Pese a que, de tan recurrentes, los exabruptos de nuestros políticos pasan ya desapercibidos, me pasmaron las declaraciones de Pablo Casado al denunciar como aquelarre radical el acto organizado en Valencia por Yolanda Díaz, en el que también participaron Mónica García, Ada Colau, Mónica Oltra y Fátima Hamed, con la finalidad última de articular un espacio a la izquierda del PSOE. Una iniciativa que puede gustar más o menos, pero que forma parte de la normalidad democrática, es vista por el líder del PP como una reunión demoníaca de brujas.
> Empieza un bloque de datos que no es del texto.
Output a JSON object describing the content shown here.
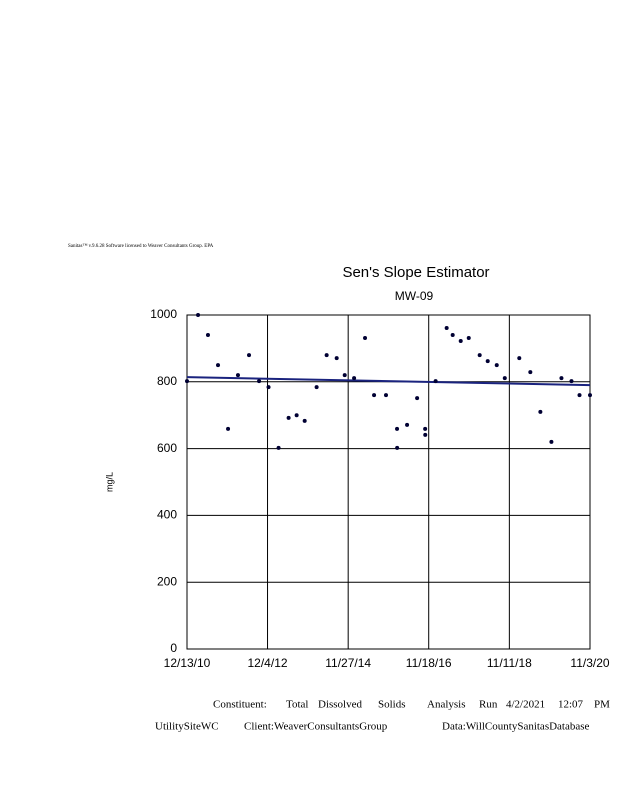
{
  "chart_data": {
    "type": "scatter",
    "header": "Sanitas™ v.9.6.28 Software licensed to Weaver Consultants Group. EPA",
    "title": "Sen's Slope Estimator",
    "subtitle": "MW-09",
    "ylabel": "mg/L",
    "color": "#000033",
    "grid": true,
    "xlim": [
      "2010-12-13",
      "2020-11-03"
    ],
    "xticks": [
      {
        "value": "2010-12-13",
        "label": "12/13/10"
      },
      {
        "value": "2012-12-04",
        "label": "12/4/12"
      },
      {
        "value": "2014-11-27",
        "label": "11/27/14"
      },
      {
        "value": "2016-11-18",
        "label": "11/18/16"
      },
      {
        "value": "2018-11-11",
        "label": "11/11/18"
      },
      {
        "value": "2020-11-03",
        "label": "11/3/20"
      }
    ],
    "ylim": [
      0,
      1000
    ],
    "yticks": [
      0,
      200,
      400,
      600,
      800,
      1000
    ],
    "x": [
      "2010-12-13",
      "2011-03-22",
      "2011-06-19",
      "2011-09-17",
      "2011-12-16",
      "2012-03-14",
      "2012-06-21",
      "2012-09-19",
      "2012-12-13",
      "2013-03-13",
      "2013-06-11",
      "2013-08-22",
      "2013-11-02",
      "2014-02-17",
      "2014-05-18",
      "2014-08-16",
      "2014-10-27",
      "2015-01-19",
      "2015-04-27",
      "2015-07-17",
      "2015-11-01",
      "2016-02-08",
      "2016-02-09",
      "2016-05-08",
      "2016-08-06",
      "2016-10-17",
      "2016-10-18",
      "2017-01-19",
      "2017-04-28",
      "2017-06-21",
      "2017-09-01",
      "2017-11-12",
      "2018-02-18",
      "2018-05-01",
      "2018-07-21",
      "2018-10-01",
      "2019-02-08",
      "2019-05-18",
      "2019-08-16",
      "2019-11-23",
      "2020-02-21",
      "2020-05-21",
      "2020-08-01",
      "2020-11-03"
    ],
    "values": [
      802,
      1000,
      940,
      850,
      659,
      820,
      880,
      802,
      784,
      602,
      692,
      700,
      683,
      784,
      880,
      871,
      820,
      811,
      931,
      760,
      760,
      659,
      602,
      671,
      751,
      659,
      641,
      802,
      961,
      940,
      922,
      931,
      880,
      862,
      850,
      811,
      871,
      829,
      710,
      620,
      811,
      802,
      760,
      760
    ],
    "trend": {
      "color": "#1a237e",
      "x": [
        "2010-12-13",
        "2020-11-03"
      ],
      "values": [
        814,
        790
      ]
    },
    "footer": {
      "line1": [
        "Constituent:",
        "Total",
        "Dissolved",
        "Solids",
        "Analysis",
        "Run",
        "4/2/2021",
        "12:07",
        "PM"
      ],
      "line2": [
        "UtilitySiteWC",
        "Client:WeaverConsultantsGroup",
        "Data:WillCountySanitasDatabase"
      ]
    }
  }
}
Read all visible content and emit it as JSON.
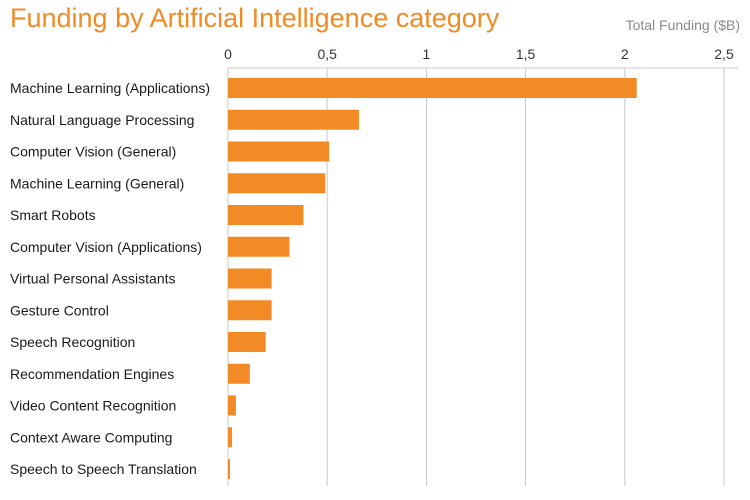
{
  "chart_data": {
    "type": "bar",
    "orientation": "horizontal",
    "title": "Funding by Artificial Intelligence category",
    "unit_label": "Total Funding ($B)",
    "xlabel": "Total Funding ($B)",
    "ylabel": "",
    "xlim": [
      0,
      2.5
    ],
    "x_ticks": [
      0,
      0.5,
      1,
      1.5,
      2,
      2.5
    ],
    "x_tick_labels": [
      "0",
      "0,5",
      "1",
      "1,5",
      "2",
      "2,5"
    ],
    "grid": true,
    "legend": "none",
    "bar_color": "#f28a25",
    "categories": [
      "Machine Learning (Applications)",
      "Natural Language Processing",
      "Computer Vision (General)",
      "Machine Learning (General)",
      "Smart Robots",
      "Computer Vision (Applications)",
      "Virtual Personal Assistants",
      "Gesture Control",
      "Speech Recognition",
      "Recommendation Engines",
      "Video Content Recognition",
      "Context Aware Computing",
      "Speech to Speech Translation"
    ],
    "values": [
      2.06,
      0.66,
      0.51,
      0.49,
      0.38,
      0.31,
      0.22,
      0.22,
      0.19,
      0.11,
      0.04,
      0.02,
      0.01
    ]
  }
}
Uno siempre puede pensar que se trata de una grosería sin más, consecuencia de un momento de excitación en un acto de partido en Puertollano o que, incluso, ni tan siquiera sabía con precisión qué es un aquelarre. Pero me temo que ni una cosa ni otra, pues el popular se reafirmaba en lo que había sido una expresión previa de su secretaria general en Valencia, María José Catalá, y, además, argumentaba el porqué de ese símil brujeril: se juntaron quienes “pactan con independentistas en Cataluña, tapan casos de abusos a menores en Valencia y, pese a ser feministas, se dedican a explotar a niñas en Baleares, a explotar niñas en Valencia, a taparlo y a llevarlas esposadas a declarar ante el juez”.
Cuesta de entender tamaña vulgaridad en la vida pública, aún más si proviene del líder del primer partido de la oposición, que se autodefine como una opción de centro derecha moderada, preocupada por el auge de populismos de todo signo. Tres consideraciones.
La primera, estamos ante una muestra del verdadero riesgo de nuestra democracia, que no son los radicales. El riesgo no es Vox, es que el PP haga suyo el discurso y las actitudes de los de Santiago Abascal. Ya sea por tacticismo, por incapacidad de generar un discurso propio y centrado o porque, en el fondo, las diferencias entre unos y otros quizás sean poco más que simbólicas. La segunda, es cómo se queda uno de estupefacto cuando no se alza ninguna voz, desde las propias filas conservadoras, o su entorno, criticando las declaraciones. La radicalidad del momento impide el mínimo asomo de autocrítica, ya sea en el PP, el PSOE o cualquier otro partido.
Y, finalmente y lo más grave, resulta incomprensible cómo no entendemos la trascendencia del momento que vivimos. Bajo la apariencia de una cierta normalidad, las fracturas sociales son enormes, la democracia representativa se halla asediada y la convivencia puede quebrarse en cualquier momento. Estamos ante un escenario similar al de hace 70 años, cuando la sintonía entre las dos grandes corrientes, democristiana y socialdemócrata, facilitó un nuevo contrato social que, despedazado, conviene renovar como sea. Hoy, de entender la gravedad de las circunstancias, no nos dedicaríamos a ese concurso de sandeces. De unos y otros, evidentemente. Pero, sin duda, esta semana quien ha estado a la altura del macho cabrío propio de los aquelarres ha sido el líder del Partido Popular.